草木成仏論とは、簡単に言えば、人間をはじめとした意識をもった主体であるところの「有情」と、無生物や草木など意識を持たない環境であるところの「無情」を区別せず、どちらもみずから/おのずから発心・修行・成仏するものとする自然観であり、人間観であり、世界観のこと。すなわち、動物と人間とを絶対的に線引きし、機械のように何も感じず何も思わない無機物と見なすデカルトの動物機械論とは対極の考え方です。
ところで、有情と無情を同等視するということは、ただちに無情をすべて理解可能なものと考えることにはならない。むしろ逆である。(…)自然もまた、科学によって解明され、理解できるのはそのごく一部に過ぎない。その大部分は了解不可能な他者の領域に属し、どんなに科学が発展しても解明しつくされることはあり得ない。(…)自然は一方で人間に限りなく優しいが、他方でそれは恐ろしい他者でもある。そのような他者領域の根底に深まっていくとき、安然が「真如」と呼んだものが次第に明らかになっていく。それは万物が生成し、帰滅していくところではあるが、実体的に何かがあるわけではない。それは他者の他者性の根源ともいうことができ、ヒンドゥー教のヴィシュヌ神の持つ両義性とも比せられる。(『草木成仏の思想―安然と日本人の自然観―』)
このヴィシュヌ神の両義性とは、生成と消滅、統合と滅亡、穏やかさと狂暴さのことですが、末木は自然と同じように、私もまた得体の知れない存在であり、その得体の知れなさに接近していくことができたとき、科学では決して解明も制御もできないような「戦慄すべき何か」であり、「墜ちていく闇」であり、しかし「逆に光が生まれてくる場所でもあ」るような、見えざる世界が顕わになっていくのではないかと述べています。

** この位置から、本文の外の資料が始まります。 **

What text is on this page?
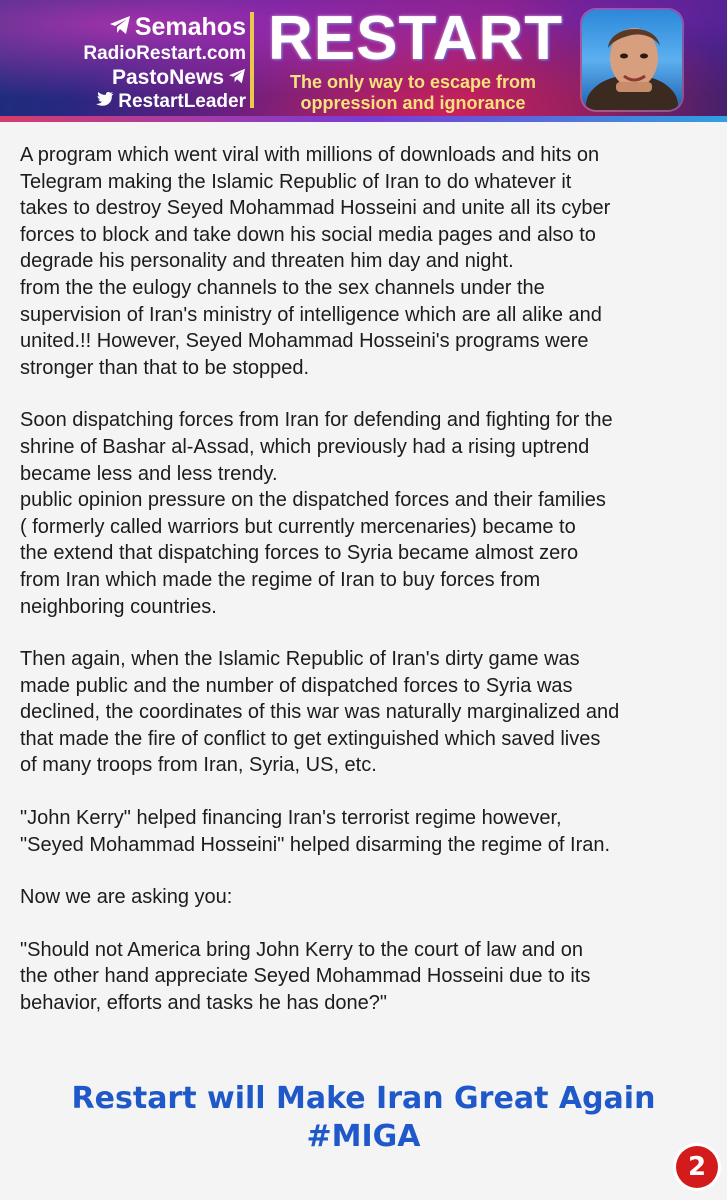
Semahos
RadioRestart.com
PastoNews
RestartLeader
RESTART
The only way to escape from
oppression and ignorance

A program which went viral with millions of downloads and hits on
Telegram making the Islamic Republic of Iran to do whatever it
takes to destroy Seyed Mohammad Hosseini and unite all its cyber
forces to block and take down his social media pages and also to
degrade his personality and threaten him day and night.
from the the eulogy channels to the sex channels under the
supervision of Iran's ministry of intelligence which are all alike and
united.!! However, Seyed Mohammad Hosseini's programs were
stronger than that to be stopped.

Soon dispatching forces from Iran for defending and fighting for the
shrine of Bashar al-Assad, which previously had a rising uptrend
became less and less trendy.
public opinion pressure on the dispatched forces and their families
( formerly called warriors but currently mercenaries) became to
the extend that dispatching forces to Syria became almost zero
from Iran which made the regime of Iran to buy forces from
neighboring countries.

Then again, when the Islamic Republic of Iran's dirty game was
made public and the number of dispatched forces to Syria was
declined, the coordinates of this war was naturally marginalized and
that made the fire of conflict to get extinguished which saved lives
of many troops from Iran, Syria, US, etc.

"John Kerry" helped financing Iran's terrorist regime however,
"Seyed Mohammad Hosseini" helped disarming the regime of Iran.

Now we are asking you:

"Should not America bring John Kerry to the court of law and on
the other hand appreciate Seyed Mohammad Hosseini due to its
behavior, efforts and tasks he has done?"

Restart will Make Iran Great Again
#MIGA
2
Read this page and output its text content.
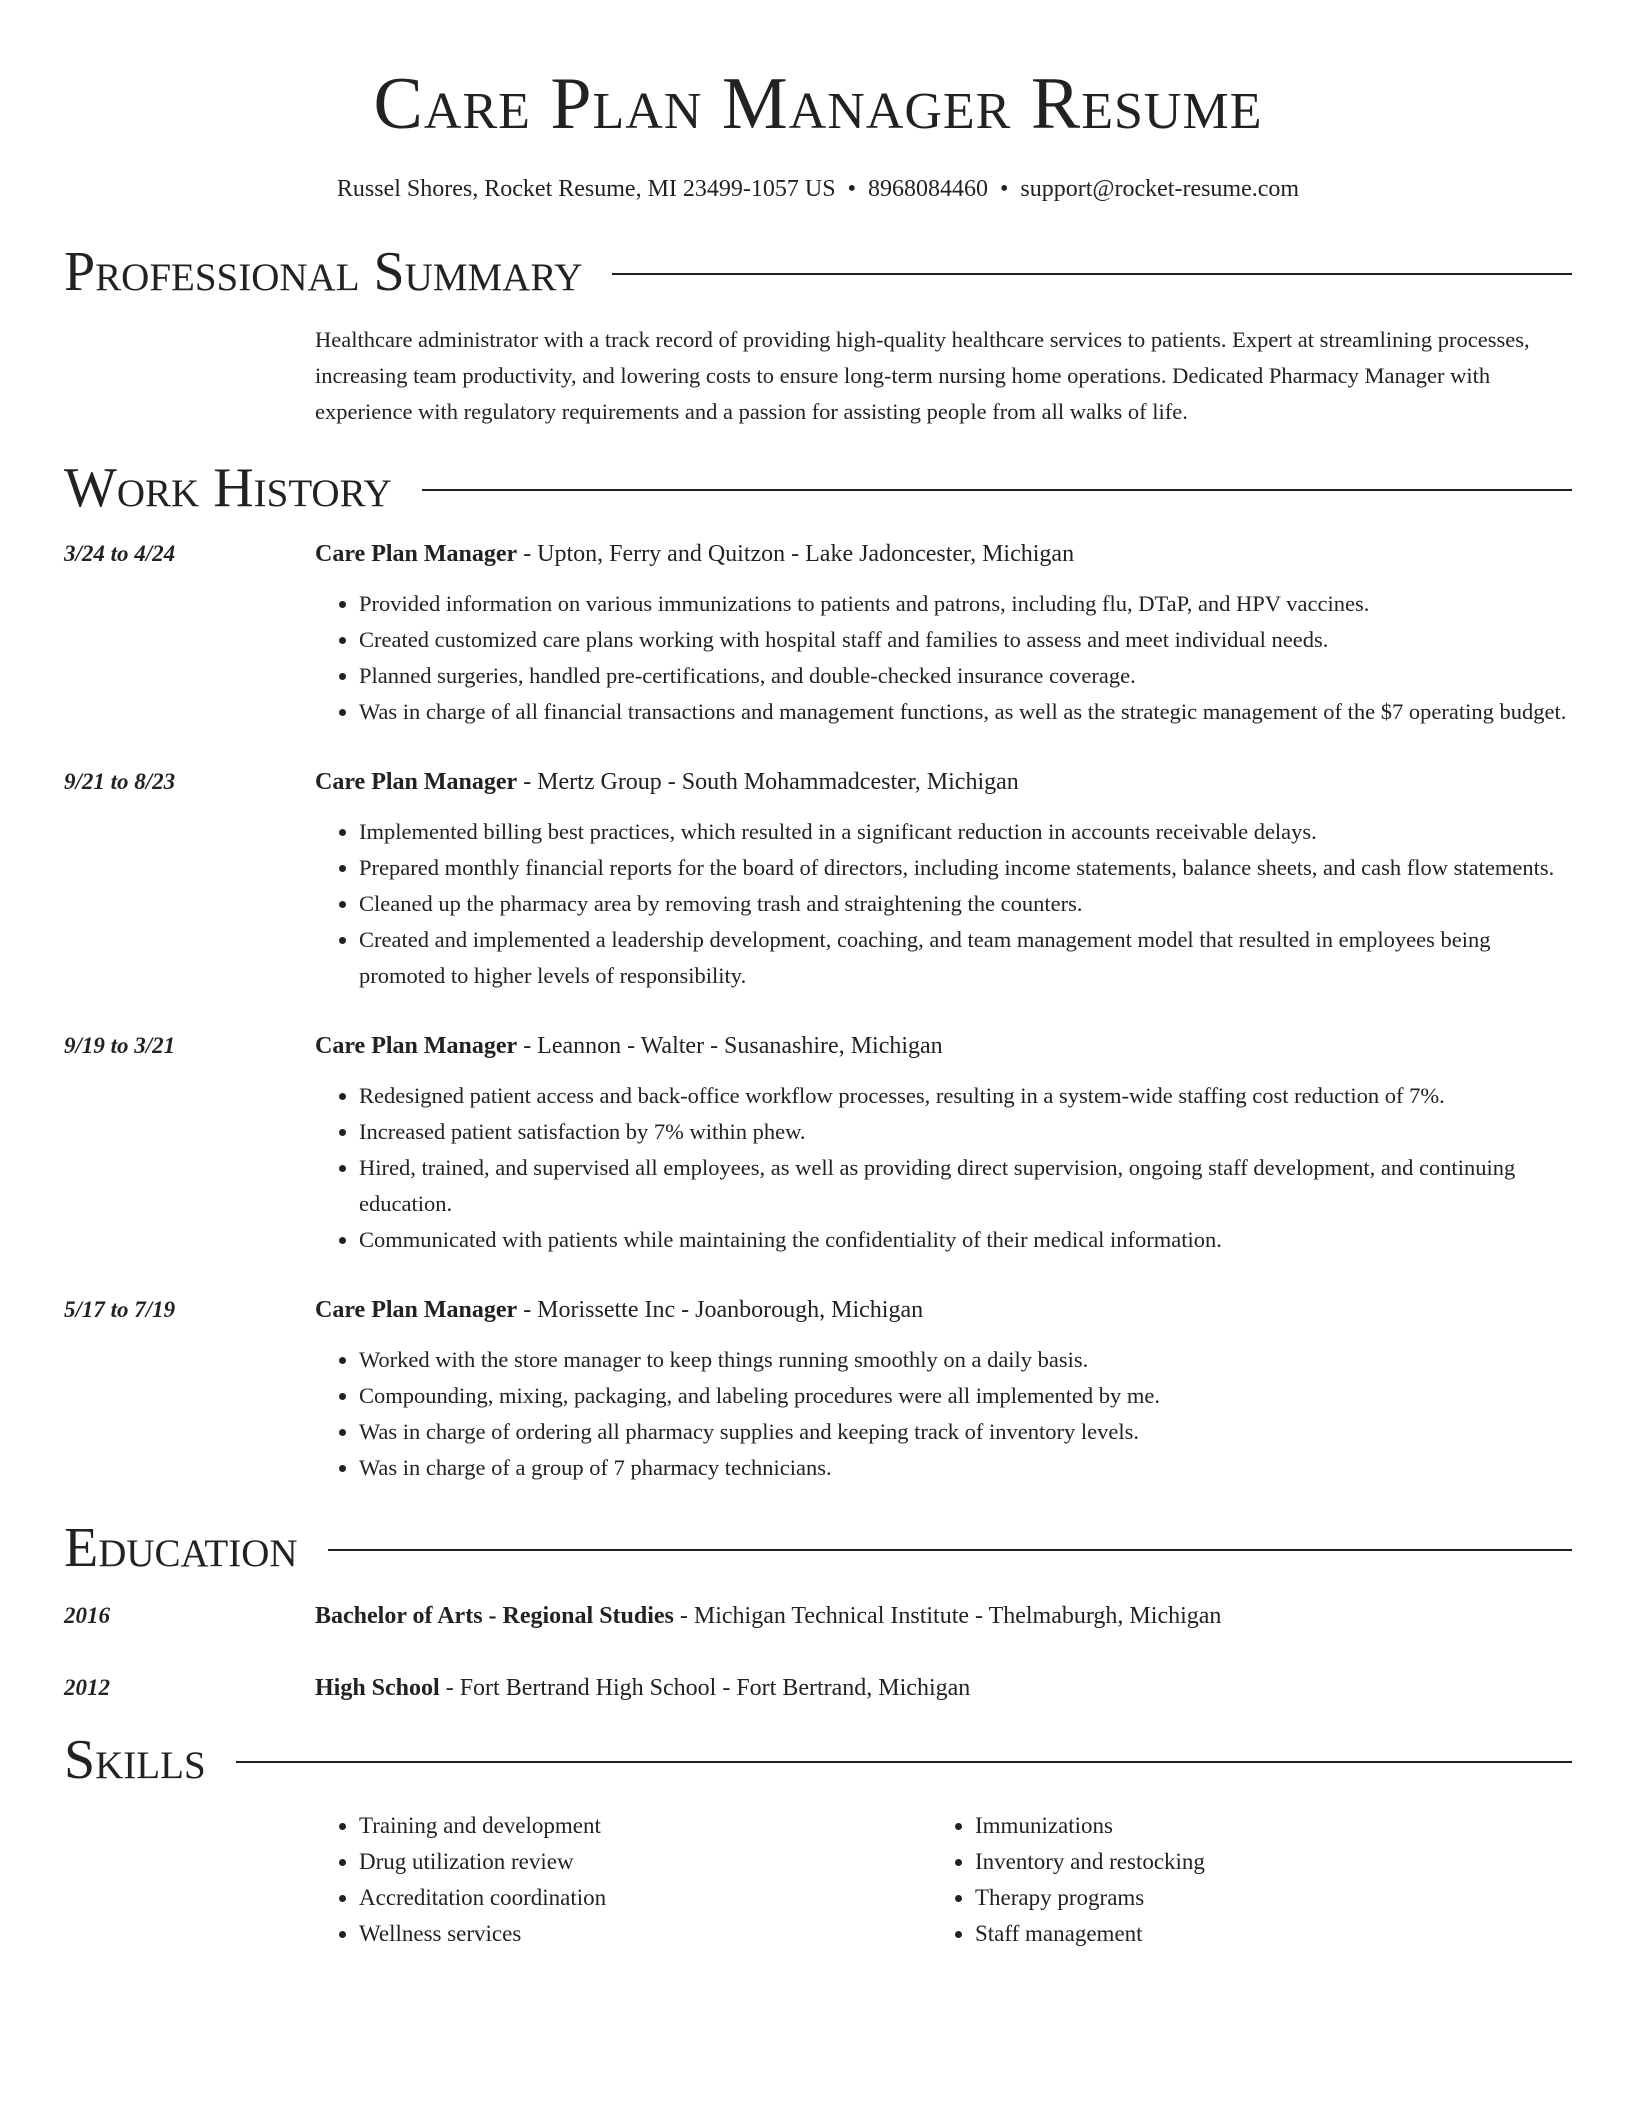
Care Plan Manager Resume
Russel Shores, Rocket Resume, MI 23499-1057 US • 8968084460 • support@rocket-resume.com
Professional Summary
Healthcare administrator with a track record of providing high-quality healthcare services to patients. Expert at streamlining processes, increasing team productivity, and lowering costs to ensure long-term nursing home operations. Dedicated Pharmacy Manager with experience with regulatory requirements and a passion for assisting people from all walks of life.
Work History
3/24 to 4/24	Care Plan Manager - Upton, Ferry and Quitzon - Lake Jadoncester, Michigan
• Provided information on various immunizations to patients and patrons, including flu, DTaP, and HPV vaccines.
• Created customized care plans working with hospital staff and families to assess and meet individual needs.
• Planned surgeries, handled pre-certifications, and double-checked insurance coverage.
• Was in charge of all financial transactions and management functions, as well as the strategic management of the $7 operating budget.
9/21 to 8/23	Care Plan Manager - Mertz Group - South Mohammadcester, Michigan
• Implemented billing best practices, which resulted in a significant reduction in accounts receivable delays.
• Prepared monthly financial reports for the board of directors, including income statements, balance sheets, and cash flow statements.
• Cleaned up the pharmacy area by removing trash and straightening the counters.
• Created and implemented a leadership development, coaching, and team management model that resulted in employees being promoted to higher levels of responsibility.
9/19 to 3/21	Care Plan Manager - Leannon - Walter - Susanashire, Michigan
• Redesigned patient access and back-office workflow processes, resulting in a system-wide staffing cost reduction of 7%.
• Increased patient satisfaction by 7% within phew.
• Hired, trained, and supervised all employees, as well as providing direct supervision, ongoing staff development, and continuing education.
• Communicated with patients while maintaining the confidentiality of their medical information.
5/17 to 7/19	Care Plan Manager - Morissette Inc - Joanborough, Michigan
• Worked with the store manager to keep things running smoothly on a daily basis.
• Compounding, mixing, packaging, and labeling procedures were all implemented by me.
• Was in charge of ordering all pharmacy supplies and keeping track of inventory levels.
• Was in charge of a group of 7 pharmacy technicians.
Education
2016	Bachelor of Arts - Regional Studies - Michigan Technical Institute - Thelmaburgh, Michigan
2012	High School - Fort Bertrand High School - Fort Bertrand, Michigan
Skills
• Training and development
• Drug utilization review
• Accreditation coordination
• Wellness services
• Immunizations
• Inventory and restocking
• Therapy programs
• Staff management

5月15日にかに座から数えて「実存の深み」を意味する2番目のしし座で上弦の月を迎える今週のあなたもまた、自然や環境との関わりを通して他ならぬ「私の得体の知れなさ」へとグイと接近してみるべし。
度重なる「あれだ」の原点
文芸評論家の加藤典洋は日本の戦後問題を論じた『敗戦後論』のまえがきで、小学校の遠足で別の小学校の集団と遭遇した際、両校から代表者が出て相撲を取ることになった話について、記憶をたどりながら次のように書いています。
わたし達の学校の代表が土俵際につめられ、踏ん張り、こらえきれずに腰を落とした、と、うまい具合に足が相手の腹にかかり、それが巴投げになった。そのとたんに、何が起こったか。わたし達の学校の生徒が一斉に拍手してはやし立てた。一瞬のできごとだった。相撲は柔道に代わったのである。
その後の結末については覚えていないのだという。ただ、「一瞬、あっと思い、次の瞬間他の生徒と一緒に拍手した、その時のうしろめたさを忘れられない」のだと言い、のちに1945年8月15日のことを、著者は実際には経験していないものの、後で勉強して「あれだ」と思ったのだと述べています。
つまり、敗戦国日本の戦後はどこか「さかさま」であり、その中核に「ねじれ」を抱えて存立している社会であるにも関わらず、その「ねじれ」が「ねじれ」としてすら受け止められていないという点に、著者は違和感を表明せざるを得なかった訳です。
同様に、今週のかに座もまた、自分が依って立っていると思っていた現実の歪みやねじれに改めて目を向けていくことになっていくでしょう。